Much like Friday the 13th, the film has the audience constantly questioning which of the characters might be the killer. And also like that film, it introduces a new character in the final act who turns out to be the killer. Some people may find this a cheap ploy, and in some ways it is. But especially by now, horror audiences need to realize that filmmakers often withhold plenty of information about characters or plot points in their films to purposefully mislead. If anyone wants to be angry with anything about this film, it should be with the way these kids listen to Barry and agree with his drunken assessment of the situation. There certainly would have been repercussions to their underage drinking, but whatever the case they would all still be alive years later. Of course, without that momentary weakness of character, the film would not have been the morality tale it became, so there’s that.

Of the cast, Gellar followed this film immediately with Scream 2, and later two of The Grudge films. She also appeared in two live action Scooby-Doo films with her husband Freddie Prinze, Jr. Prinze and Hewitt also appeared in the direct sequel, I Still Know What You Did Last Summer. This film was popular enough film to warrant two sequels, a recent television series (which only lasted 8 episodes before being canceled), and was the inspiration, in part, for the plot in the original Scary Movie and the comedy spoof Shriek If You Know What I Did Last Friday the 13th, both from 2000. Elements of the film are still relevant such as the perils of alcohol, or being a good and ethical person. But there are moments such as the late 90s use of an internet search engine that feel horrendously dated. Overall I Know What You Did Last Summer is a fun film and one of the only horror films to take place over the July 4th holiday.

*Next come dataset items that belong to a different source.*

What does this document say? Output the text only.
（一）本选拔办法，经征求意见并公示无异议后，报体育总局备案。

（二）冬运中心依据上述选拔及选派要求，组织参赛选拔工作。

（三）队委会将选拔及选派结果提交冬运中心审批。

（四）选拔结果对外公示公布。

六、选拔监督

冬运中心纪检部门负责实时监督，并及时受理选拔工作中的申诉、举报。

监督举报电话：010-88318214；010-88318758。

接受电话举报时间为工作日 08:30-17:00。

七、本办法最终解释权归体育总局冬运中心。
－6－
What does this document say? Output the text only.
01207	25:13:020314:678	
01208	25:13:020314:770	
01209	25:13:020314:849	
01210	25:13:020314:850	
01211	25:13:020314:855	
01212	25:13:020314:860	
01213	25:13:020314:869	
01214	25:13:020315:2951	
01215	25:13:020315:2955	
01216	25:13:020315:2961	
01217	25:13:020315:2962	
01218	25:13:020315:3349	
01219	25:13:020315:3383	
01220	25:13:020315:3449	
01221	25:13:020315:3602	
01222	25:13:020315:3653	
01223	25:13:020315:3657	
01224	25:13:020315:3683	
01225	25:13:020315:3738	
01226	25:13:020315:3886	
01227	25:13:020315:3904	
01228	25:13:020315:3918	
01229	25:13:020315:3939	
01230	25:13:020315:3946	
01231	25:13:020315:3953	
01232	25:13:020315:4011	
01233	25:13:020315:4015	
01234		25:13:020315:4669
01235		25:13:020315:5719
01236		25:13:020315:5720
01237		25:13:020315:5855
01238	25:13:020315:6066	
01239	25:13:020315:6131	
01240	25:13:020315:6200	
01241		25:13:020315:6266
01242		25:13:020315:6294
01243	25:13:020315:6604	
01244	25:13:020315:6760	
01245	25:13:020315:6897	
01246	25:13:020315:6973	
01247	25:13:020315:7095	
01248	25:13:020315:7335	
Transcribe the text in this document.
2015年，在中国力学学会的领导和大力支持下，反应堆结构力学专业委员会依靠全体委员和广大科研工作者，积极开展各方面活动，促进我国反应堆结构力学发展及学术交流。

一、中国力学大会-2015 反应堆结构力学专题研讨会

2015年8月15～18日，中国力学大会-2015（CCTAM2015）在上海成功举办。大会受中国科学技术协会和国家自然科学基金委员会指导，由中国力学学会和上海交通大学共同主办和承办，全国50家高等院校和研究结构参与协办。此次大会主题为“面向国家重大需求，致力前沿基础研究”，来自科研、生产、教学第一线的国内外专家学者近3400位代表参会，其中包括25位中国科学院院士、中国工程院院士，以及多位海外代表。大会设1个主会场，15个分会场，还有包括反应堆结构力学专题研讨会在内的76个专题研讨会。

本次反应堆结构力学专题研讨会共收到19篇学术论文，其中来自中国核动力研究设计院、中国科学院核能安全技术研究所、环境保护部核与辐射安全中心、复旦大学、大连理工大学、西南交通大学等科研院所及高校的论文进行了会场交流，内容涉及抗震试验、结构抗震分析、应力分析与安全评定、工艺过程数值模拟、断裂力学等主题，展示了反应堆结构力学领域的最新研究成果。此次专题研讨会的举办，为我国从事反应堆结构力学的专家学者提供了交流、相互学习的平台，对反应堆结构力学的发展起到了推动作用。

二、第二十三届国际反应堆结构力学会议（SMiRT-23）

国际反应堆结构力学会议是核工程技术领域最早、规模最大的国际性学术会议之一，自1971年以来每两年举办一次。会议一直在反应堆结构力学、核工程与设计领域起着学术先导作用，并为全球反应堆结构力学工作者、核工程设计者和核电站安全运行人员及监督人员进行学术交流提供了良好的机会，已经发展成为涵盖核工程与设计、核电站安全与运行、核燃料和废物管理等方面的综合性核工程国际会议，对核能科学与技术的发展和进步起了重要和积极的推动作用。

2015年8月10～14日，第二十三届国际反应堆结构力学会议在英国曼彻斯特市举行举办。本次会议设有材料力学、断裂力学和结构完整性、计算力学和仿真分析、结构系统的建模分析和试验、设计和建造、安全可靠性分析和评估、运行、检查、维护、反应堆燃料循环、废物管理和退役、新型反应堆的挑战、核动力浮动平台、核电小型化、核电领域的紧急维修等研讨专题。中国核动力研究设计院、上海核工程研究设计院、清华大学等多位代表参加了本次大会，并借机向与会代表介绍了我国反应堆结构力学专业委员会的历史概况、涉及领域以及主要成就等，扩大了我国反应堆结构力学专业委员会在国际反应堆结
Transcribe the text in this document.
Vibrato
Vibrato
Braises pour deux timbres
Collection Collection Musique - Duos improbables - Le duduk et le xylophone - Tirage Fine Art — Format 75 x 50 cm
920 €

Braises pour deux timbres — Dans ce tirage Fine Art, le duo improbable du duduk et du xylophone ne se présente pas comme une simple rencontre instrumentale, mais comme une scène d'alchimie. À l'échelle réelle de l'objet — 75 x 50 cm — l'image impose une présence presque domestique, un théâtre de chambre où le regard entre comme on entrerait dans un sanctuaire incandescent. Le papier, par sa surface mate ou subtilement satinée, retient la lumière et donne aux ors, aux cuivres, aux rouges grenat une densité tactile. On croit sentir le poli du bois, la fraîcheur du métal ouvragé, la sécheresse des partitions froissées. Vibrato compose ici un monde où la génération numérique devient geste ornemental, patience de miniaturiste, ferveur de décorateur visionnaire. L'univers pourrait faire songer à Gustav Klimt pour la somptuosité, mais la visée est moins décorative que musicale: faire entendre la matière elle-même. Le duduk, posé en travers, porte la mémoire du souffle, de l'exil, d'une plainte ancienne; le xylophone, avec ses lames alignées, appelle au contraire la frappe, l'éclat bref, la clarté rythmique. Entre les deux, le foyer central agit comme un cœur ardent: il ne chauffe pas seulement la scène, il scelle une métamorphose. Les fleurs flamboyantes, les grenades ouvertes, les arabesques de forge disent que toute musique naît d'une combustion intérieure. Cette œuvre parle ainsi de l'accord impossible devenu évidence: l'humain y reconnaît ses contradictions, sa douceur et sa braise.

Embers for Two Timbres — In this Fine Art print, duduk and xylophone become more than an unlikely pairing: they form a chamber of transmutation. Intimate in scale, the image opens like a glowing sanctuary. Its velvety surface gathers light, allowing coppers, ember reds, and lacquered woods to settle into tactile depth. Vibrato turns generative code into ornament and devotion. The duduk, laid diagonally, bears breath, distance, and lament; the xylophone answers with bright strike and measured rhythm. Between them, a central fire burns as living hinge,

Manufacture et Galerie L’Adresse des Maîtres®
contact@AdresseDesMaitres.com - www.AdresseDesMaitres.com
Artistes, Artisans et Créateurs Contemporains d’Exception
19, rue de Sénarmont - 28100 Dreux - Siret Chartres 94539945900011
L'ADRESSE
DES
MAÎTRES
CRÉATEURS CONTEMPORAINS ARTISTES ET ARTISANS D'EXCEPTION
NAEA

I Know What You Did Last Summer

After all the characters have had some trauma from the stalker, they begin to fracture further as a group.

Assorted Musings

  • Dawson’s Beach, where the kids have their first bonfire, was named after Dawson’s Creek, a teen soap opera which Kevin Williamson worked on.
  • The opening song, which plays over the credits,  is a minor key version of Summer Breeze, originally by Seals and Crofts.
  • One obvious goof in the film comes after Julie finds dead Max in her trunk, swarming with crabs. When she shows her friends moments later there’s no body (presumably removed by Willis to mess with her), but also no sign of wet, dead bodies or dozens of crabs.